Guren (紅蓮) is a Japanese word meaning "crimson-colored lotus" commonly encountered in the West when used in an artistic connotation. In Japan, Guren (紅蓮) is "crimson-colored (紅) lotus flower (蓮の花)". It is compared to the color of a flame of a burning fire. In Buddhist terminology, Guren is also an abbreviation for Guren Jigoku (紅蓮地獄), which is the seventh of The Eight Cold Hells. Those who fell there after death, it is said that the skin is torn due to severe cold, and the blood looks like a crimson-colored lotus flower. The 10th century Juichimen Kannon may have had a water jar of Guren in its right hand.

== Derivation ==

- Guren no idohori (紅蓮の井戸掘り): to dig well in Guren Jigoku (紅蓮地獄). This phrase means too much pain, distress, or example of suffering caused by the severe cold.
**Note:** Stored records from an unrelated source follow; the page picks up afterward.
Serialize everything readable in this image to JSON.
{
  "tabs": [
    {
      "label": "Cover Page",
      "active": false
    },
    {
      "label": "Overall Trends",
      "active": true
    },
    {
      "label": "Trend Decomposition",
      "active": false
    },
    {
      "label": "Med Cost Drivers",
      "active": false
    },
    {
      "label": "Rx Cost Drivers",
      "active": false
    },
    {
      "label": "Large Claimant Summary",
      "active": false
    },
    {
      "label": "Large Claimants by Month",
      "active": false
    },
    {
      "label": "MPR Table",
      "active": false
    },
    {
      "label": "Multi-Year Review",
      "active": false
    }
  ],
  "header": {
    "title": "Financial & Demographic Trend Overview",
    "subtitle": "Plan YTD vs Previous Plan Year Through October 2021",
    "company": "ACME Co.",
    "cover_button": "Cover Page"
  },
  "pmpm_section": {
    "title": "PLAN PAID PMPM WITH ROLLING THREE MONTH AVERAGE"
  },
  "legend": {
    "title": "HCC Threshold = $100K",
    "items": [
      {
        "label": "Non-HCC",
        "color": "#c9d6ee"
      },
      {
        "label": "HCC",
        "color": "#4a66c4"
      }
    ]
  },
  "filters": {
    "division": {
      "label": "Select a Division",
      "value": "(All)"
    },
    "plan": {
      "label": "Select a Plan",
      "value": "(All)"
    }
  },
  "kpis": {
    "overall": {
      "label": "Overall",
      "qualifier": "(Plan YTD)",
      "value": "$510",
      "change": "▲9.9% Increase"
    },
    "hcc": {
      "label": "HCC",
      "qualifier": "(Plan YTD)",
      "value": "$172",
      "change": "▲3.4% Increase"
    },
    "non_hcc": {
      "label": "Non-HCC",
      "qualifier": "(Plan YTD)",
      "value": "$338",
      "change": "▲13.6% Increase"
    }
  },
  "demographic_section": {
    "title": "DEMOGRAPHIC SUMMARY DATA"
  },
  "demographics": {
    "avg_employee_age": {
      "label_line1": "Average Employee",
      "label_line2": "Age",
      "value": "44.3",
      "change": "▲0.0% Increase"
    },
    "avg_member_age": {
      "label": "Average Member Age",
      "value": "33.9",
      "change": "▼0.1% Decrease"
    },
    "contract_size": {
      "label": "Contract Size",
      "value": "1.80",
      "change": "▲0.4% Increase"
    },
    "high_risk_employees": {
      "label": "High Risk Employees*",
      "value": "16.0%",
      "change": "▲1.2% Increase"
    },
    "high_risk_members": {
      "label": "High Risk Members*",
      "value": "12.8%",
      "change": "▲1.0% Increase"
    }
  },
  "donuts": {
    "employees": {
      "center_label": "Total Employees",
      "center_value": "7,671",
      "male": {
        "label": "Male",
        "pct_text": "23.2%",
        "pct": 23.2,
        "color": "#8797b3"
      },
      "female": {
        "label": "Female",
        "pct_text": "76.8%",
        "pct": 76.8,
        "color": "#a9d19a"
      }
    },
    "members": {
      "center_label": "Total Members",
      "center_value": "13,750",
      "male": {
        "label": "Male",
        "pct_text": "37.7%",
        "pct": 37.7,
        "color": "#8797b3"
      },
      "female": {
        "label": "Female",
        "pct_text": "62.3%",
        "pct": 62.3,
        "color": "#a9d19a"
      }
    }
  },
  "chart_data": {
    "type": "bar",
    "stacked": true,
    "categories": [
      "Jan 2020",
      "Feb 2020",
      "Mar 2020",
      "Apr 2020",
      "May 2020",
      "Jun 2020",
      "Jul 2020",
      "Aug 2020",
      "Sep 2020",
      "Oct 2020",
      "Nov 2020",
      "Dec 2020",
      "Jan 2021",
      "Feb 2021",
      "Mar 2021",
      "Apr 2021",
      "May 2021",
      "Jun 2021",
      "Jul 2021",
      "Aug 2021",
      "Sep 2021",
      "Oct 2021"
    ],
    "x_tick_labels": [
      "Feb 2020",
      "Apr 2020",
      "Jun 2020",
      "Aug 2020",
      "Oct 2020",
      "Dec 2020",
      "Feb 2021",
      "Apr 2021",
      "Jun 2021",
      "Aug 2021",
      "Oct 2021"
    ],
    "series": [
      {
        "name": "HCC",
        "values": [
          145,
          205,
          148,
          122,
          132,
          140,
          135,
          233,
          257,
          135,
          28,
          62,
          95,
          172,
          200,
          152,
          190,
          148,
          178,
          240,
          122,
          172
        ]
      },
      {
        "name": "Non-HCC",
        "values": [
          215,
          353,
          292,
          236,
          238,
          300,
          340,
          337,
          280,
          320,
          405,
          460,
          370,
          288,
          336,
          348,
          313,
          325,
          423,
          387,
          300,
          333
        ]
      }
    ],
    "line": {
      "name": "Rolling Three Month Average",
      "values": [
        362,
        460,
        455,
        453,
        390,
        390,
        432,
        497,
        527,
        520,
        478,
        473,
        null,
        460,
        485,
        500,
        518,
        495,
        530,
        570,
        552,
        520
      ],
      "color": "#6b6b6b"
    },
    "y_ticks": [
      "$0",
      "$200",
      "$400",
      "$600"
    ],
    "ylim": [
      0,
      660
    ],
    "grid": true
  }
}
- Guren no Yumiya (紅蓮の弓矢, English: crimson-colored bow and arrow): This phrase is not accurate Japanese, precisely, there is no Japanese dictionary that explains this sentence. But from the meaning of Guren or Guren Jigoku, it seems that this phrase simply means 'bow and arrow with blood of the shooter'. In other words, this sentence is creating the intention to counterattack despite any suffering or sacrifice.
- Guren no ～ ：This means 『～　of Guren 』 or 『Guren's～』. This phrase is used in many fields of Japan's subculture, for example in lyrics, games, as the team name of Bōsōzoku (暴走族), anime, etc. However, on formal occasions, the usage of this phrase is almost nonexistent.